During its inception, the internet was seen as a vital instrument for democracy and equality. In 2020, amidst a global pandemic and racial inequalities that are very much still alive, it is time to ask: Whose stories are told and who is telling these stories on the internet? And how do Artificial Intelligence, Algorithms and Bots shape our view of the world and perpetuate racisms? This is where the new Goethe-Institut project “Decolonise The Internet” sees its core.
Whose stories are told and who is telling these stories on the internet? These are some of the questions the Goethe-Institut project “Decolonise The Internet” asks. We now continue our series of exciting edit-a-thons with the aim of opening up the Wikipedia to more stories from the continent! Join us on Saturday, 20 February and Saturday, 6 March to learn how you can add and edit articles on the world's largest online reference.

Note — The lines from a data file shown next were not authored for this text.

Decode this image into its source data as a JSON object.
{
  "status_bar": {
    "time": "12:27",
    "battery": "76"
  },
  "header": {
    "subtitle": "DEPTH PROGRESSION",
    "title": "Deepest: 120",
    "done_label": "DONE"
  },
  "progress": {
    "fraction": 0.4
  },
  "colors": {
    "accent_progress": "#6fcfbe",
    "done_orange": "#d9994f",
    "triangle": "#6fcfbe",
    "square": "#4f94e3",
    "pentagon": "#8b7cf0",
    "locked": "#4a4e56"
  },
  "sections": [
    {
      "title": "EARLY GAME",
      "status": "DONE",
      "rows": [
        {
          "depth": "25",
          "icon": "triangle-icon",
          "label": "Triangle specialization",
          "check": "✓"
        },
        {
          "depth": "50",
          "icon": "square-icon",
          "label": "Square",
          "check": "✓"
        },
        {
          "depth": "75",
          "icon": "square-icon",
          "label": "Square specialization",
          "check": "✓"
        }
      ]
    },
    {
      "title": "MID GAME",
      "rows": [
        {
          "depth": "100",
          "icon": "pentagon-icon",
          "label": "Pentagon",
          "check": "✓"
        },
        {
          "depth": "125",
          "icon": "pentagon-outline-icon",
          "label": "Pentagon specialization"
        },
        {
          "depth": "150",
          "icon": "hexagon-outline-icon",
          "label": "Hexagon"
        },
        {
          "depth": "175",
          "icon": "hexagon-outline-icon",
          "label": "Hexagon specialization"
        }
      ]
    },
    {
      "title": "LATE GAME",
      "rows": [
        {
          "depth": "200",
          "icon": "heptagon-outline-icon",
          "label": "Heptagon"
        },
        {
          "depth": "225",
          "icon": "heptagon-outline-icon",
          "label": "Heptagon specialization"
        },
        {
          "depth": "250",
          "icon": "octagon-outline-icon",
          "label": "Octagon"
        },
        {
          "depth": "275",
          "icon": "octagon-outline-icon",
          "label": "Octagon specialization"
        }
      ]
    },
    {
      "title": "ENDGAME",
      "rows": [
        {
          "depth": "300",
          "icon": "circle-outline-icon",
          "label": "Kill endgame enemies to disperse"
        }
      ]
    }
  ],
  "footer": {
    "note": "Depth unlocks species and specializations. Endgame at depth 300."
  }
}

Studies have shown that most of the articles on the Wikipedia are written from Europe and the US. Therefore, we are challenging you to take up the important task of adding knowledge to the Wikipedia - knowledge that is relevant to YOU. We particularly encourage you to write in local languages apart from English to increase the amount of articles found in these languages!
The project is done in collaboration with Wikimedia ZA. The workshop will be held by Bobby Shabangu on Saturday, 20 February and Saturday, 6 March. The workshop will take place from 10 am to 1pm on both days.
To register, please fill send a mail to email@example.com
The Goethe-Institut’s new programme “Decolonise the Internet” focuses on bridging the unequal representation of voices from the Global South on the internet and aims to increase awareness on how AI and algorhythms might perpetuate racisms. The projects takes place in ten different countries in sub-Saharan Africa and has different formats, such as edit-a-thons, podcasts and texts. In South Africa, the Goethe-Instiut has partnered with the WikimediaZA Foundation and Whose Knowledge.